Gün geçmiyor ki zamla uyanmadığımız bir sabaha kalkalım. Son zamanlarda art arda gelen bilhassa akaryakıt zamları geniş halk kesimlerinin iyice belini bükmekte. Çünkü bu zamlar sadece akaryakıta yapılmakla kalınmıyor ardından hizmetlere ve mallara da zamlar sağanak olarak da gelmekte. Son bir yıl içerisinde bilimum bütün kağıt çeşitleri olmakla beraber gazete kağıdı da bundan nasibini almış durumda. Burada mutlaka halkı rahatlatacak, dövizin ateşini düşüreceği gibi düşmesini de sağlayıcı kararlar mutlaka alınmalı. En son döviz getirili mevduatın etkisinin geçmesiyle dövizde bir hareketlilik gözlemler olduk. Sonrasında geçen hafta GES’in devreye geçeceği haberi 21 Aralık’ta ki Döviz getirili mevduat kadar hiç olmadı. Hatta yanına bile yaklaşmadı. Son geçen akşam benzine gelen bir kerede 2 liranın üstünde olan zamdan sonra benzinin litresi neredeyse 30 TL oldu. Çevremden de gördüğüm kadarıyla bu akaryakıt zamları her yerde konuşulur oldu. Bu konuda otorite kabul edilen kişiler dahi dünya piyasalarındaki yükselişe ilaveten dövizin yükselmesini de eklediğimizde yapılan zamların çok fazla olduğuna yönelik açıklamalar gelmekte.

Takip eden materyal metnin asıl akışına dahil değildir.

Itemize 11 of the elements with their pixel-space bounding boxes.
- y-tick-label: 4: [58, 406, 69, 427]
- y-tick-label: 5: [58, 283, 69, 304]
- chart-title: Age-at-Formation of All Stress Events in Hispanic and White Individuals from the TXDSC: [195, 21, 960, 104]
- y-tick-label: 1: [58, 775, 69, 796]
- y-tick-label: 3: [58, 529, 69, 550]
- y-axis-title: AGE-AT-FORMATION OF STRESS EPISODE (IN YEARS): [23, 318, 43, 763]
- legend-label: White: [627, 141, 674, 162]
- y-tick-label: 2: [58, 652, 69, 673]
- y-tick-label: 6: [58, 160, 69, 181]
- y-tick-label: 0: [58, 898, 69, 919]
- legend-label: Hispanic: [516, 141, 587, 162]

Görünen o ki bu zamlar aynı zamanda bütçeye olan katkılarını da göz önüne aldığımızda durmasına yönelik beklentilere rağmen hareketlilik devam edecek gibi. Bu konuyla ilgili sayın bakan Nebati’nin aylar önce verdiği sözler neticesinde bir an evvel enflasyon ve hayat pahalılığının hafifletilmesine yönelik icraatlerin devreye girmesini geniş halk kesimleriyle birlikte bizlerde dört gözle bekliyoruz iş işten geçmeden.